Bourdieu. 1986. “The Forms of Capital.” Pp. 241-258 in Handbook of Theory and Research for the Sociology of Education, ed. J. Richardson. Westport, CT: Greenwood Press.
Foucault, Michel. 2007. Security, Territory, Population: Lectures at the Collège de France, 1977-1978. Trans. G. Burchell. New York: Palgrave.
Hodgson, Geoffrey Martin. 2015. Conceptualizing Capitalism: Institutions, Evolution, Future. Chicago: University of Chicago Press.
Levy, Jonathan. 2017. “Capital as Process and the History of Capitalism.” Business History Review 91(3):483-510.
Mbembé, Achille. 2003. “Necropolitics.” Trans. L. Meintjes. Public Culture 15(1):11-40.
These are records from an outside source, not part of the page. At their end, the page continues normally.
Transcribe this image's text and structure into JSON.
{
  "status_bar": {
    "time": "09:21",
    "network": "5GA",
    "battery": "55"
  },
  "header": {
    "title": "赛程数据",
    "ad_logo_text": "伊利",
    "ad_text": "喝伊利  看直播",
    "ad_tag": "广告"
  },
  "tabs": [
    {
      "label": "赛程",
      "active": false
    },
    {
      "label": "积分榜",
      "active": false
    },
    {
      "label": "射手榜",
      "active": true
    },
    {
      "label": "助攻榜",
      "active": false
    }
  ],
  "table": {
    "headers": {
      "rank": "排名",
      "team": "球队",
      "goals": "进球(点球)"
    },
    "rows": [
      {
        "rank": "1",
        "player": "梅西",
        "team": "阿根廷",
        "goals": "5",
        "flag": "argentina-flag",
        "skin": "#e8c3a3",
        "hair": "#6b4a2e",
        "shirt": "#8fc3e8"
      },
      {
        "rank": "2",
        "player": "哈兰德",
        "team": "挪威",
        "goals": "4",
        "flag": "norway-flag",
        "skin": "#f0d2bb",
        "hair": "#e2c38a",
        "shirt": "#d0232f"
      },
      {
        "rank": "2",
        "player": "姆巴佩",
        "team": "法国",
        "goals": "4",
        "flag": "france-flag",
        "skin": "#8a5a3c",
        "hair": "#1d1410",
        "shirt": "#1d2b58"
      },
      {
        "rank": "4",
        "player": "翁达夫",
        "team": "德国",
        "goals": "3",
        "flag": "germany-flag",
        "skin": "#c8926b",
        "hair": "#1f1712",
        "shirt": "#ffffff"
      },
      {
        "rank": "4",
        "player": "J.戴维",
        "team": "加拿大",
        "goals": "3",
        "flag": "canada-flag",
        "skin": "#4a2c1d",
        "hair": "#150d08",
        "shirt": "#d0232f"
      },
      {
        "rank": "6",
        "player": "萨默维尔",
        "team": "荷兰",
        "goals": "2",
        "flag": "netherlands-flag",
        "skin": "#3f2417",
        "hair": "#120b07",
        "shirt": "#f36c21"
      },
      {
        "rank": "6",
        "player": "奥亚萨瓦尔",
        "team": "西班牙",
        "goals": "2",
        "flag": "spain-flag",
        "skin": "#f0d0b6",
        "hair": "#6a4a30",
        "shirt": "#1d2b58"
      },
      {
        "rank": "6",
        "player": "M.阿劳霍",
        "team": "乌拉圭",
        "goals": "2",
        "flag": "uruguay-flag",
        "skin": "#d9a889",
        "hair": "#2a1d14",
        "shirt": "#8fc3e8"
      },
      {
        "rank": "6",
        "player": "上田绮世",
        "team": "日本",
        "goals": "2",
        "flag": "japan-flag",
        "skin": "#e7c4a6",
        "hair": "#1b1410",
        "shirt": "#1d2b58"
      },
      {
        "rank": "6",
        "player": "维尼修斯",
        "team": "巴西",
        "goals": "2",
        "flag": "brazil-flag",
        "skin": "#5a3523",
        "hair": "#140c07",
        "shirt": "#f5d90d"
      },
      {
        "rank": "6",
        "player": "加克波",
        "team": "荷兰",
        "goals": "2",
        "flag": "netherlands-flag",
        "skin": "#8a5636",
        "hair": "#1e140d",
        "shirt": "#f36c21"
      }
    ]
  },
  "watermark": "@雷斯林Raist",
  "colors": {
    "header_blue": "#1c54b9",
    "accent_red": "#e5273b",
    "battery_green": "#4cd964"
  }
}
Olivarius, Kathryn. 2022. Necropolis: Disease, Power, and Capitalism in the Cotton Kingdom. Cambridge, MA: Harvard University Press.
Roanoke, Ralph. 1852. “Random Leaf from the Life of Ralph Roanoke.” Knickerbocker, September, pp. 196-203.
Sontag, Susan. 1989. Illness as Metaphor and AIDS and its Metaphors. New York: Farrar, Straus and Giroux.
Author Biography
Kathryn Olivarius is an assistant professor of history at Stanford University, specializing in slavery, race, and disease in the United States.